Der finnische Verteidigungsminister Jyri Hakamies sagte am 15. Juli 2007, dass die Entscheidung vom finnischen Standpunkt aus als negativ zu bewerten sei. In einer Äußerung gegenüber dem finnischen Fernsehsender YLE sagte Hakamies, dass Spannungen zwischen den wichtigsten Großmächten niemals gut seien, aber auch, dass die Ankündigung von Moskau nicht überbewertet werden solle.

In Oslo bekundete der norwegische Außenminister Jonas Gahr Store am Samstag (14. Juli 2007) sein „Bedauern“ über die Ankündigung des Kremls.

In der Zwischenzeit teilte der ehemalige Staatschef der Sowjetunion Michael Gorbatschow mit, er glaube, dass die USA und die Nato Russland in Zugzwang gebracht hätten. Die Entscheidung des Staatschefs sei ein dringender Ruf nach einem konstruktiven Dialog und der Umsetzung des Vertrags, sagte er der Nachrichtenagentur Interfax.

Die Entscheidung sei eine „völlig gerechtfertige Antwort auf die Frage und kein emotionaler Ausbruch“, so Gorbatschow, der den ursprünglichen Vertrag 1990 unterschrieben hatte.
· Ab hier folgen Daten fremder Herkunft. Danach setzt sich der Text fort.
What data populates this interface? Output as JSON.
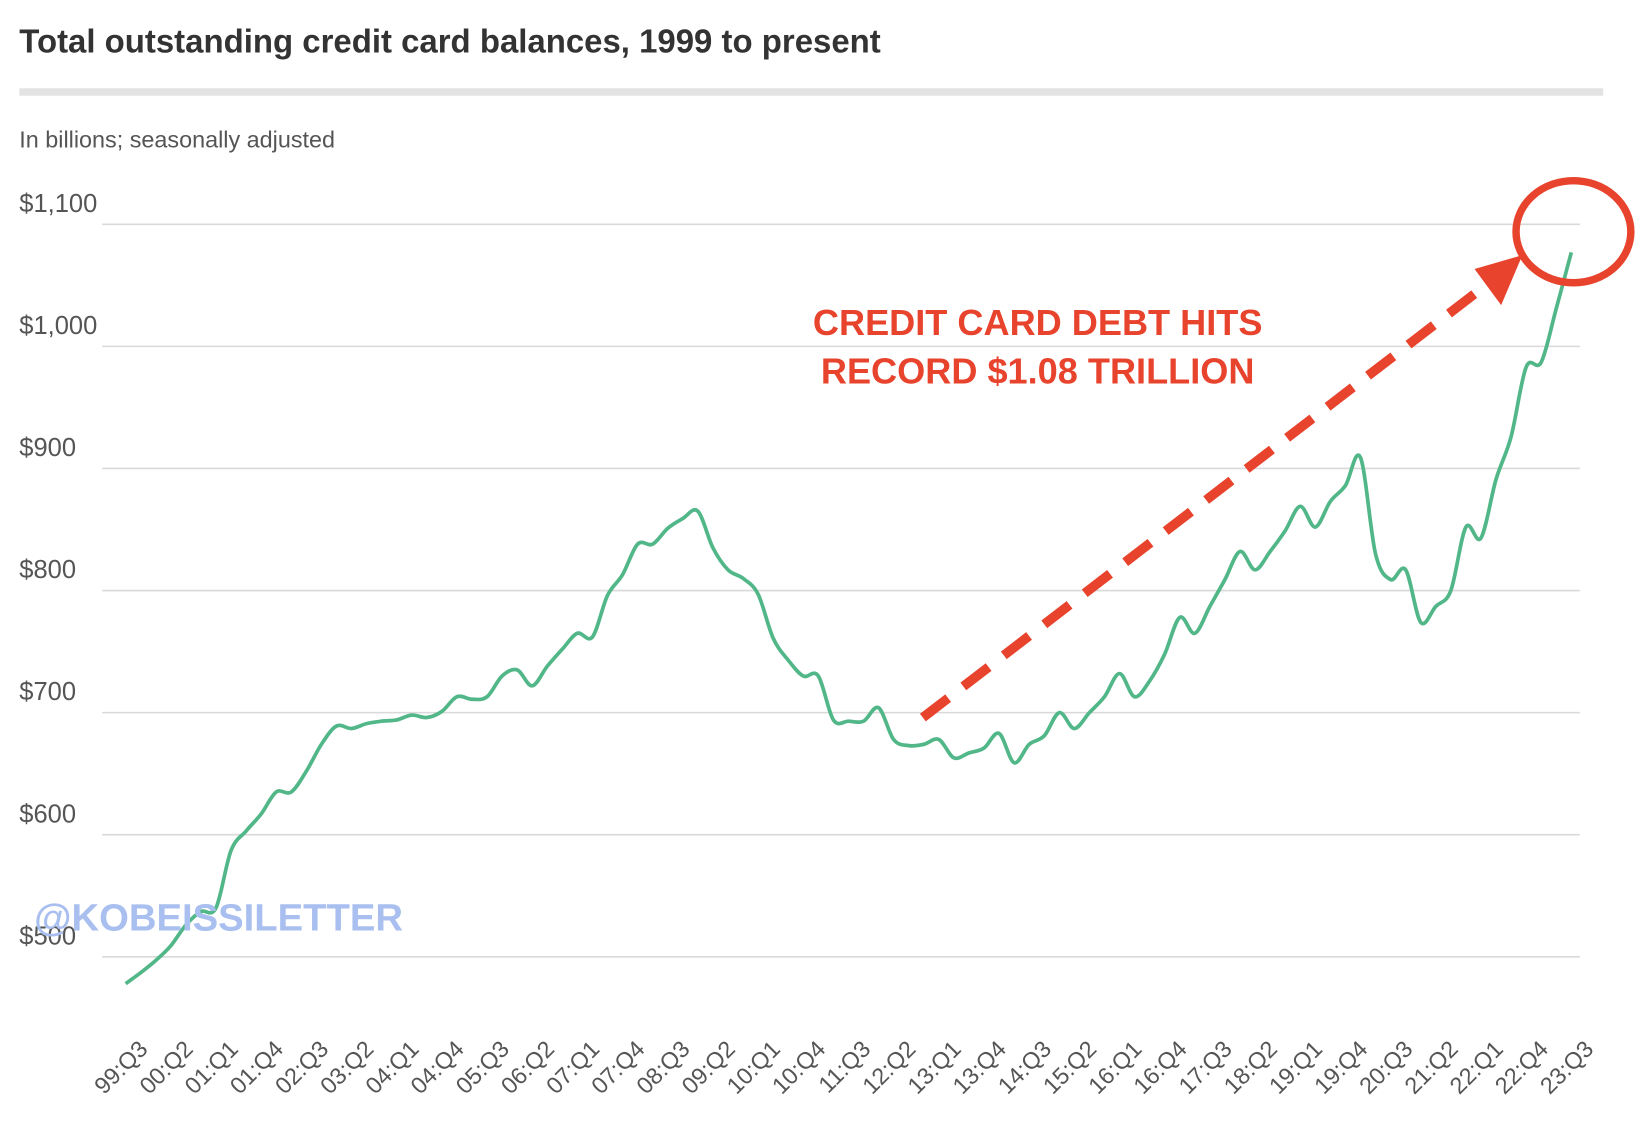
{
  "chart_data": {
    "type": "line",
    "title": "Total outstanding credit card balances, 1999 to present",
    "subtitle": "In billions; seasonally adjusted",
    "annotations": [
      "CREDIT CARD DEBT HITS",
      "RECORD $1.08 TRILLION"
    ],
    "watermark": "@KOBEISSILETTER",
    "color": "#52b788",
    "grid": true,
    "categories": [
      "99:Q3",
      null,
      null,
      "00:Q2",
      null,
      null,
      "01:Q1",
      null,
      null,
      "01:Q4",
      null,
      null,
      "02:Q3",
      null,
      null,
      "03:Q2",
      null,
      null,
      "04:Q1",
      null,
      null,
      "04:Q4",
      null,
      null,
      "05:Q3",
      null,
      null,
      "06:Q2",
      null,
      null,
      "07:Q1",
      null,
      null,
      "07:Q4",
      null,
      null,
      "08:Q3",
      null,
      null,
      "09:Q2",
      null,
      null,
      "10:Q1",
      null,
      null,
      "10:Q4",
      null,
      null,
      "11:Q3",
      null,
      null,
      "12:Q2",
      null,
      null,
      "13:Q1",
      null,
      null,
      "13:Q4",
      null,
      null,
      "14:Q3",
      null,
      null,
      "15:Q2",
      null,
      null,
      "16:Q1",
      null,
      null,
      "16:Q4",
      null,
      null,
      "17:Q3",
      null,
      null,
      "18:Q2",
      null,
      null,
      "19:Q1",
      null,
      null,
      "19:Q4",
      null,
      null,
      "20:Q3",
      null,
      null,
      "21:Q2",
      null,
      null,
      "22:Q1",
      null,
      null,
      "22:Q4",
      null,
      null,
      "23:Q3"
    ],
    "values": [
      478,
      487,
      497,
      509,
      526,
      537,
      540,
      587,
      603,
      617,
      635,
      635,
      652,
      674,
      689,
      687,
      691,
      693,
      694,
      698,
      696,
      701,
      713,
      711,
      713,
      730,
      735,
      722,
      738,
      752,
      765,
      762,
      796,
      813,
      838,
      838,
      851,
      859,
      865,
      835,
      817,
      810,
      797,
      761,
      743,
      730,
      730,
      694,
      693,
      693,
      704,
      678,
      673,
      674,
      678,
      663,
      667,
      671,
      683,
      659,
      674,
      681,
      700,
      687,
      700,
      713,
      732,
      713,
      726,
      748,
      778,
      765,
      787,
      809,
      832,
      817,
      832,
      849,
      869,
      852,
      873,
      886,
      909,
      830,
      809,
      817,
      774,
      787,
      800,
      852,
      843,
      891,
      926,
      983,
      987,
      1031,
      1077
    ],
    "ylim": [
      450,
      1100
    ],
    "yticks": [
      {
        "value": 500,
        "label": "$500"
      },
      {
        "value": 600,
        "label": "$600"
      },
      {
        "value": 700,
        "label": "$700"
      },
      {
        "value": 800,
        "label": "$800"
      },
      {
        "value": 900,
        "label": "$900"
      },
      {
        "value": 1000,
        "label": "$1,000"
      },
      {
        "value": 1100,
        "label": "$1,100"
      }
    ]
  }
}
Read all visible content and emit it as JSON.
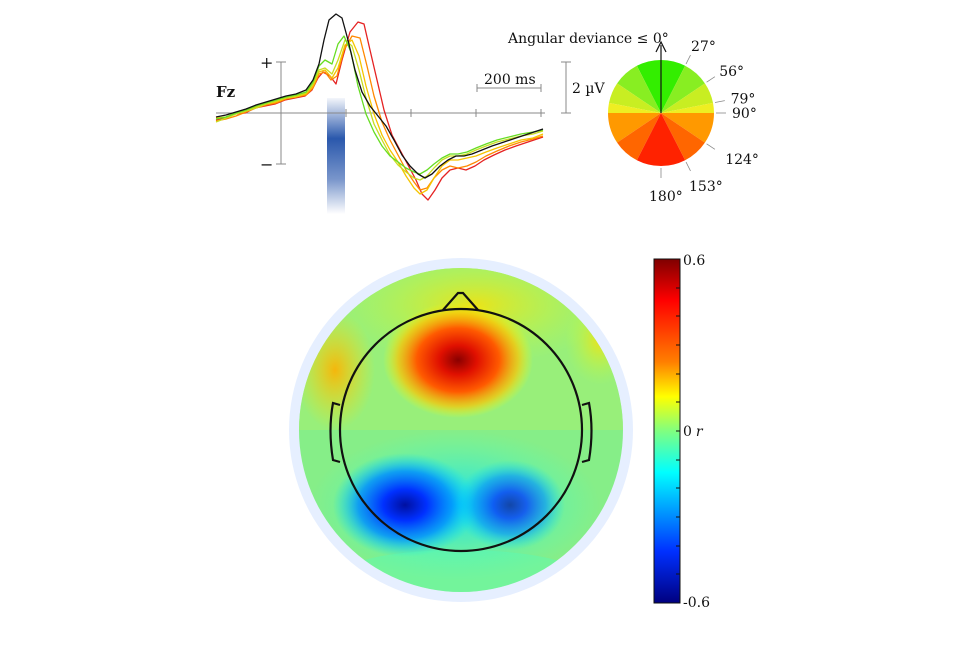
{
  "chart_data": [
    {
      "type": "line",
      "channel_label": "Fz",
      "time_scalebar_label": "200 ms",
      "amplitude_scalebar_label": "2 µV",
      "polarity_labels": {
        "positive": "+",
        "negative": "−"
      },
      "highlight_color": "#1f4fa8",
      "series_colors": [
        "#111111",
        "#66dd22",
        "#c8dd22",
        "#f5c400",
        "#ff8800",
        "#ee2222"
      ]
    },
    {
      "type": "pie",
      "title": "Angular deviance ≤ 0°",
      "boundary_labels": [
        "27°",
        "56°",
        "79°",
        "90°",
        "124°",
        "153°",
        "180°"
      ],
      "boundary_angles_deg": [
        27,
        56,
        79,
        90,
        124,
        153,
        180
      ],
      "bin_colors": [
        "#33ee00",
        "#88ee22",
        "#c8ee22",
        "#eeee22",
        "#ff9900",
        "#ff6600",
        "#ff2200"
      ]
    },
    {
      "type": "heatmap",
      "colorbar": {
        "max_label": "0.6",
        "mid_label": "0",
        "mid_symbol": "r",
        "min_label": "-0.6",
        "range": [
          -0.6,
          0.6
        ]
      },
      "colors": {
        "max": "#7f0000",
        "high": "#ff2000",
        "mid_high": "#ffff00",
        "mid": "#80ff80",
        "mid_low": "#00ffff",
        "low": "#0030ff",
        "min": "#00007f"
      }
    }
  ]
}
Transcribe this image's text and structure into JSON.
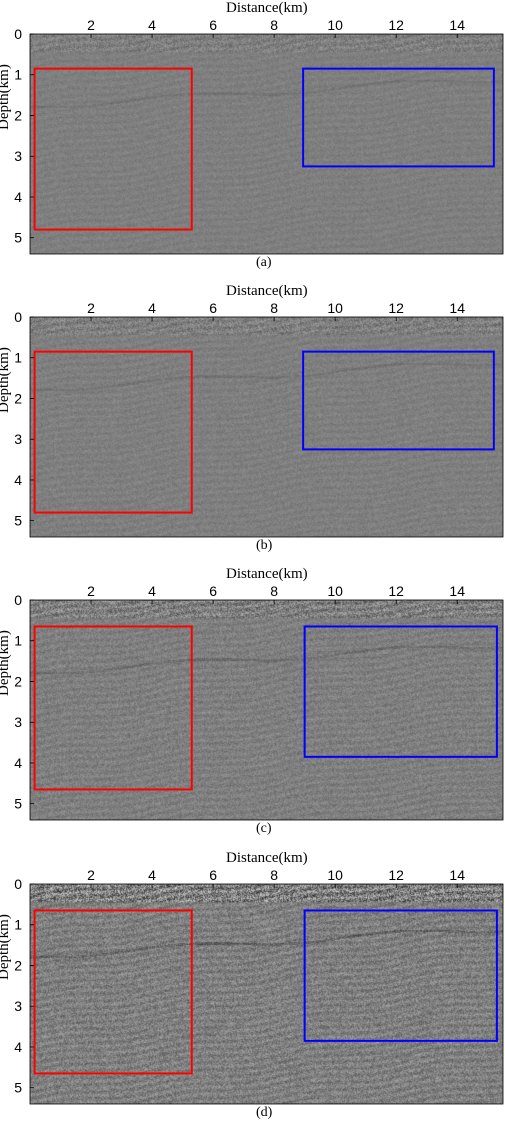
{
  "panels": [
    {
      "id": "a",
      "caption": "(a)",
      "xlabel": "Distance(km)",
      "ylabel": "Depth(km)",
      "x_ticks": [
        2,
        4,
        6,
        8,
        10,
        12,
        14
      ],
      "y_ticks": [
        0,
        1,
        2,
        3,
        4,
        5
      ],
      "x_range": [
        0,
        15.5
      ],
      "y_range": [
        0,
        5.4
      ],
      "red_box": {
        "x": [
          0.15,
          5.3
        ],
        "y": [
          0.85,
          4.8
        ]
      },
      "blue_box": {
        "x": [
          8.95,
          15.2
        ],
        "y": [
          0.85,
          3.25
        ]
      },
      "noise_contrast": 0.35
    },
    {
      "id": "b",
      "caption": "(b)",
      "xlabel": "Distance(km)",
      "ylabel": "Depth(km)",
      "x_ticks": [
        2,
        4,
        6,
        8,
        10,
        12,
        14
      ],
      "y_ticks": [
        0,
        1,
        2,
        3,
        4,
        5
      ],
      "x_range": [
        0,
        15.5
      ],
      "y_range": [
        0,
        5.4
      ],
      "red_box": {
        "x": [
          0.15,
          5.3
        ],
        "y": [
          0.85,
          4.8
        ]
      },
      "blue_box": {
        "x": [
          8.95,
          15.2
        ],
        "y": [
          0.85,
          3.25
        ]
      },
      "noise_contrast": 0.4
    },
    {
      "id": "c",
      "caption": "(c)",
      "xlabel": "Distance(km)",
      "ylabel": "Depth(km)",
      "x_ticks": [
        2,
        4,
        6,
        8,
        10,
        12,
        14
      ],
      "y_ticks": [
        0,
        1,
        2,
        3,
        4,
        5
      ],
      "x_range": [
        0,
        15.5
      ],
      "y_range": [
        0,
        5.4
      ],
      "red_box": {
        "x": [
          0.15,
          5.3
        ],
        "y": [
          0.65,
          4.65
        ]
      },
      "blue_box": {
        "x": [
          9.0,
          15.3
        ],
        "y": [
          0.65,
          3.85
        ]
      },
      "noise_contrast": 0.6
    },
    {
      "id": "d",
      "caption": "(d)",
      "xlabel": "Distance(km)",
      "ylabel": "Depth(km)",
      "x_ticks": [
        2,
        4,
        6,
        8,
        10,
        12,
        14
      ],
      "y_ticks": [
        0,
        1,
        2,
        3,
        4,
        5
      ],
      "x_range": [
        0,
        15.5
      ],
      "y_range": [
        0,
        5.4
      ],
      "red_box": {
        "x": [
          0.15,
          5.3
        ],
        "y": [
          0.65,
          4.65
        ]
      },
      "blue_box": {
        "x": [
          9.0,
          15.3
        ],
        "y": [
          0.65,
          3.85
        ]
      },
      "noise_contrast": 0.95
    }
  ],
  "colors": {
    "background": "#7f7f7f",
    "red_box": "#ff0000",
    "blue_box": "#0000ff"
  }
}
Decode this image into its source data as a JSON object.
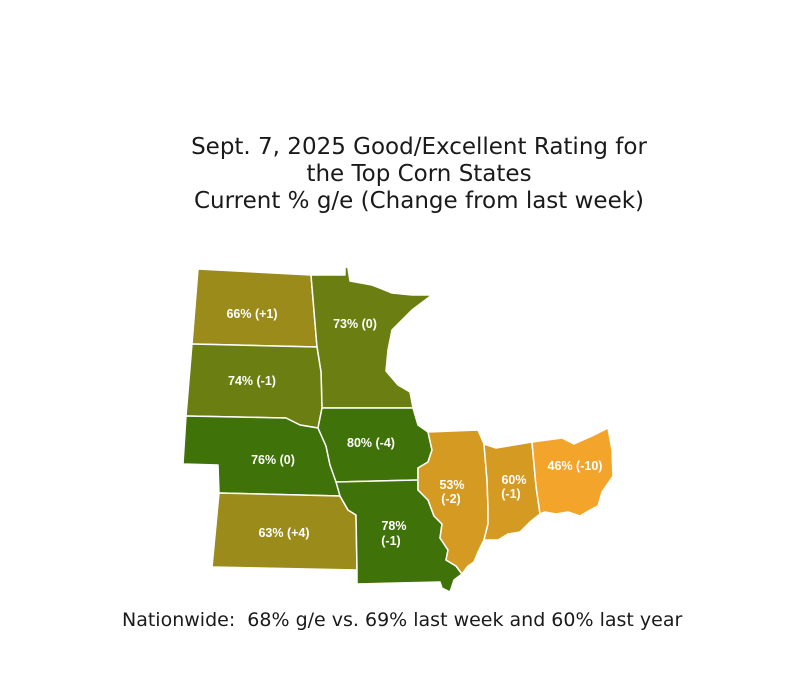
{
  "title": {
    "line1": "Sept. 7, 2025 Good/Excellent Rating for",
    "line2": "the Top Corn States",
    "line3": "Current % g/e (Change from last week)"
  },
  "colors": {
    "high": "#3f7208",
    "upper_mid": "#6b7e12",
    "mid": "#9a8b1a",
    "low_mid": "#d49a22",
    "low": "#f3a42a"
  },
  "states": [
    {
      "id": "north-dakota",
      "label": "66% (+1)",
      "value": 66,
      "change": 1,
      "color": "#9a8b1a"
    },
    {
      "id": "minnesota",
      "label": "73% (0)",
      "value": 73,
      "change": 0,
      "color": "#6b7e12"
    },
    {
      "id": "south-dakota",
      "label": "74% (-1)",
      "value": 74,
      "change": -1,
      "color": "#6b7e12"
    },
    {
      "id": "nebraska",
      "label": "76% (0)",
      "value": 76,
      "change": 0,
      "color": "#3f7208"
    },
    {
      "id": "iowa",
      "label": "80% (-4)",
      "value": 80,
      "change": -4,
      "color": "#3f7208"
    },
    {
      "id": "kansas",
      "label": "63% (+4)",
      "value": 63,
      "change": 4,
      "color": "#9a8b1a"
    },
    {
      "id": "missouri",
      "label_line1": "78%",
      "label_line2": "(-1)",
      "value": 78,
      "change": -1,
      "color": "#3f7208"
    },
    {
      "id": "illinois",
      "label_line1": "53%",
      "label_line2": "(-2)",
      "value": 53,
      "change": -2,
      "color": "#d49a22"
    },
    {
      "id": "indiana",
      "label_line1": "60%",
      "label_line2": "(-1)",
      "value": 60,
      "change": -1,
      "color": "#d49a22"
    },
    {
      "id": "ohio",
      "label": "46% (-10)",
      "value": 46,
      "change": -10,
      "color": "#f3a42a"
    }
  ],
  "footer": "Nationwide:  68% g/e vs. 69% last week and 60% last year"
}
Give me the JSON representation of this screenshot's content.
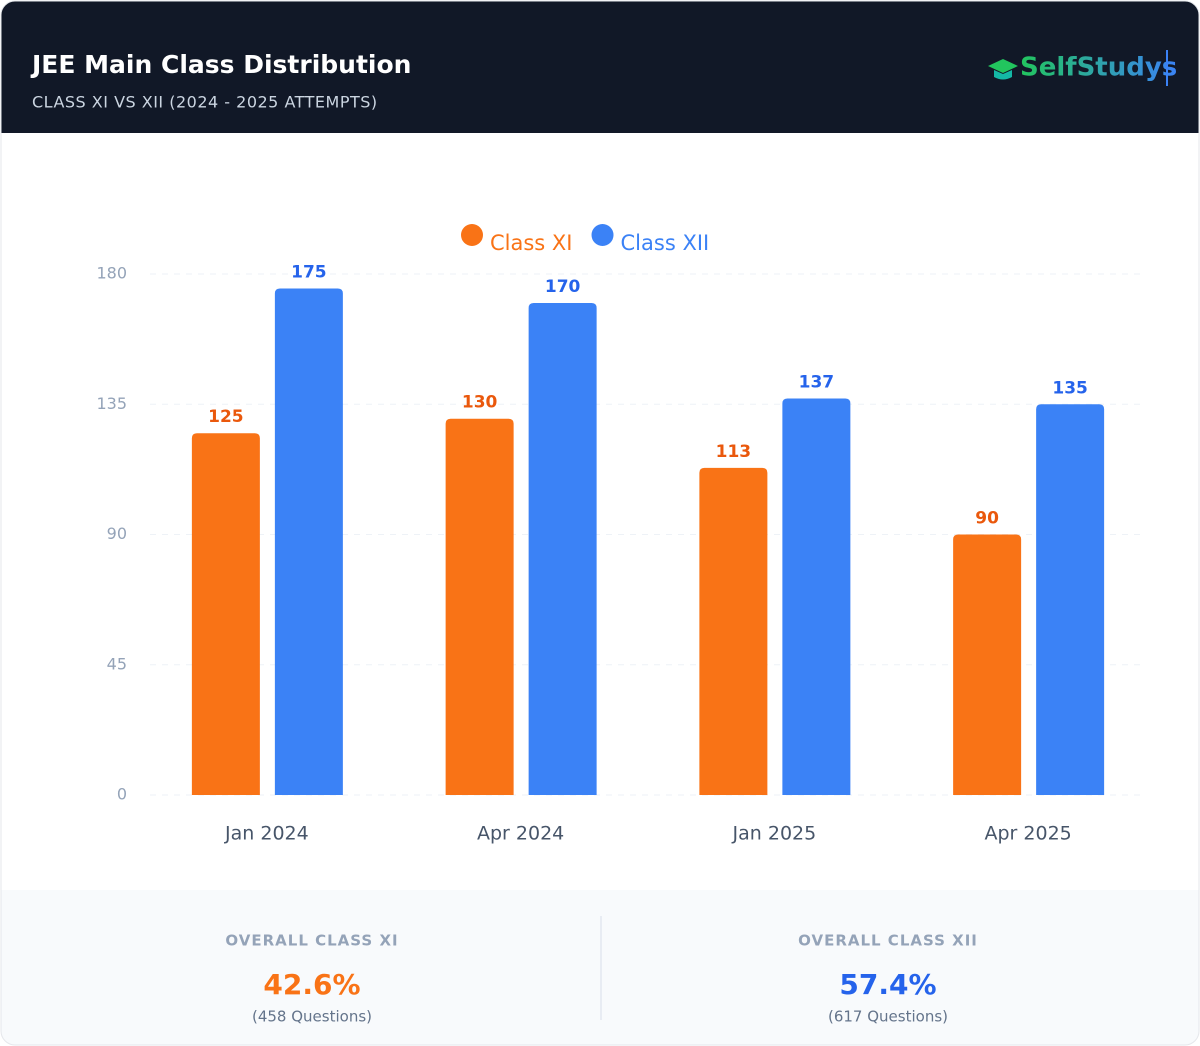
{
  "header": {
    "title": "JEE Main Class Distribution",
    "subtitle": "CLASS XI VS XII (2024 - 2025 ATTEMPTS)",
    "logo": "SelfStudys"
  },
  "chart_data": {
    "type": "bar",
    "categories": [
      "Jan 2024",
      "Apr 2024",
      "Jan 2025",
      "Apr 2025"
    ],
    "series": [
      {
        "name": "Class XI",
        "color": "#f97316",
        "values": [
          125,
          130,
          113,
          90
        ]
      },
      {
        "name": "Class XII",
        "color": "#3b82f6",
        "values": [
          175,
          170,
          137,
          135
        ]
      }
    ],
    "ylim": [
      0,
      180
    ],
    "yticks": [
      0,
      45,
      90,
      135,
      180
    ],
    "grid": true,
    "legend": "top"
  },
  "footer": {
    "stats": [
      {
        "label": "OVERALL CLASS XI",
        "value": "42.6%",
        "note": "(458 Questions)"
      },
      {
        "label": "OVERALL CLASS XII",
        "value": "57.4%",
        "note": "(617 Questions)"
      }
    ]
  }
}
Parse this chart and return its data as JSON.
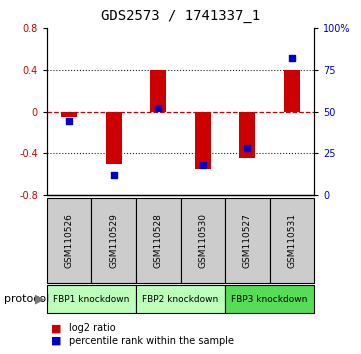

Er führte das amerikanische Raketenabwehrschild und das Scheitern der Nato-Staaten, die aktualisierte Version des Vertrags zu ratifizieren, als Rechtfertigung für die Suspendierung an.

Es wäre völlig unverständlich gewesen, wenn Russland den Vertrag weiter habe erfüllen sollen, ohne dass die anderen Staaten ihn überhaupt ratifiziert hätten, fügte Gorbatschow hinzu.